Probability Density

10. Probability Density#

We have used the normal curve as a mathematical function that approximates many discrete probability histograms. In the process, we have treated it very much like a discrete probability histogram, with areas under the curve representing probabilities.

In fact, we can view the normal curve as a probability distribution in its own right, not just as an approximation to discrete distributions. This chapter formalizes what that means.

Discrete random variables have a finite number of possible values, or an infinite sequence of values indexed by \(1, 2, 3, \ldots \). The probabilities in a discrete distribution are like masses attached to each possible value, which is why a discrete distribution is sometimes called a probability mass function (pmf) as you have seen in the stats module of SciPy.

Other random variables have an interval of possible values, such as the unit interval \((0, 1)\) or the whole number line, and probabilities that are smeared over the entire interval instead of being distributed in discrete lumps. For example, a random variable \(Z\) has the standard normal distribution if its possible values are the entire number line and its probabilities are distributed according to the standard normal curve \(\phi\).

This chapter makes this idea precise and shows how to work with such random variables. They are widely used for modeling variables such as time, distance, “noise” or errors, and so on, and are thus of great importance in data science.
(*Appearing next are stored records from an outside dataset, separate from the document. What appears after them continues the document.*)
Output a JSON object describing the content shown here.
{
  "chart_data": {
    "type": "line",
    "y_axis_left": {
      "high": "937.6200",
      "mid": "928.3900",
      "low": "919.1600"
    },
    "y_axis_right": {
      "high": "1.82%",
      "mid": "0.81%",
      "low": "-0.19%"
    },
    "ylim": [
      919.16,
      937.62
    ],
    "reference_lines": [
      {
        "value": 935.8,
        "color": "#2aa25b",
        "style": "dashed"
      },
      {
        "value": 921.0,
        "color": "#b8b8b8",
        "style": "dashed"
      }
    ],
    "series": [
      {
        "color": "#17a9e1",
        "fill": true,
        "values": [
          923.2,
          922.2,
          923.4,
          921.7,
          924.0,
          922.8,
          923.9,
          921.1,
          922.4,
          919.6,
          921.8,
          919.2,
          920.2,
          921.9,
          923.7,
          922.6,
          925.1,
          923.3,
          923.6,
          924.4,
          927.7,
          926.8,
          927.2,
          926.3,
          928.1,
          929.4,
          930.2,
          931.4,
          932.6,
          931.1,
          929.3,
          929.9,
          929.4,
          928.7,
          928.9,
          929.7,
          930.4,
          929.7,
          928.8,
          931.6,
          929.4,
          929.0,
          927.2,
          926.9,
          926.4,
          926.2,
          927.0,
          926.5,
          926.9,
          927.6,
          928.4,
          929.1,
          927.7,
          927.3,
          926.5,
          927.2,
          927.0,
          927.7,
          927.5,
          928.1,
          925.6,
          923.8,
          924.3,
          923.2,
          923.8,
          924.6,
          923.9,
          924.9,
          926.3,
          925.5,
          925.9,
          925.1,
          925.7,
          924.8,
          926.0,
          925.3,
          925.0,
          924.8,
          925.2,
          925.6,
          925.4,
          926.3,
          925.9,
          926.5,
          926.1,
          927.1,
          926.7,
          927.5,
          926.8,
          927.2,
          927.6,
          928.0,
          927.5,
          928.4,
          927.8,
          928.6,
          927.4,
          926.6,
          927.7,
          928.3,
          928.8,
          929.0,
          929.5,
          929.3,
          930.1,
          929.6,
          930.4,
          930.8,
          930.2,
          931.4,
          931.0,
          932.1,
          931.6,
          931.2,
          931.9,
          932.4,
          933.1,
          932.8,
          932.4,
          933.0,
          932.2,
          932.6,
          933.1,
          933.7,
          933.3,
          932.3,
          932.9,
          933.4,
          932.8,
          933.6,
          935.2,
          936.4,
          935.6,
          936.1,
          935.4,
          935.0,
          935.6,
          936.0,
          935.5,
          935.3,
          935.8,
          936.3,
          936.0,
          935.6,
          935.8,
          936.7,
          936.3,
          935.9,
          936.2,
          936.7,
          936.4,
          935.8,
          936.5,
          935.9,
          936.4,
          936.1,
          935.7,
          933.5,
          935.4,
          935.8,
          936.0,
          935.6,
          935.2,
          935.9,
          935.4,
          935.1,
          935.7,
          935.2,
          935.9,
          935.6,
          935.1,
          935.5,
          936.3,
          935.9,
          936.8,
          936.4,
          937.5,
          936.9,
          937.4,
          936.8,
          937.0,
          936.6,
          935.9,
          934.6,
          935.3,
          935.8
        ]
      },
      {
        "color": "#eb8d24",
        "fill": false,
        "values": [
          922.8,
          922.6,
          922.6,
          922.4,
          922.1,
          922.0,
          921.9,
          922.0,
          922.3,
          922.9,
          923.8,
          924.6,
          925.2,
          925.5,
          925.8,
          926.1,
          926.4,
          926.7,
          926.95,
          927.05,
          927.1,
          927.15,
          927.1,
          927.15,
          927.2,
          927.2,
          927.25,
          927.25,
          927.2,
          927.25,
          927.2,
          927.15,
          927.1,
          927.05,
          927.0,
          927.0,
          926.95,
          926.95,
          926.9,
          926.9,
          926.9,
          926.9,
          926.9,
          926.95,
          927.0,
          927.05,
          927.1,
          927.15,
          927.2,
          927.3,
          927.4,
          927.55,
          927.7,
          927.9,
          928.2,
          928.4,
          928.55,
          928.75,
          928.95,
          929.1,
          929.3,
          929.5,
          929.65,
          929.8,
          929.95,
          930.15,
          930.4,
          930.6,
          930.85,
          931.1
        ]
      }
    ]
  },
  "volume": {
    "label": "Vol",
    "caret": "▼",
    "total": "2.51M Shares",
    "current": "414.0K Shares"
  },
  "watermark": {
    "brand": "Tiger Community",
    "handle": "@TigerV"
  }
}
The probability distribution of such a random variable can be represented by a curve instead of a discrete histogram with bars. The curve is called a probability density function. We will start the chapter by examining what density means in this context, and then develop ways of calculating the expectation and variance of a random variable that has a density function. The calculations are parallel to those in the discrete case, except that we will use integrals instead of sums.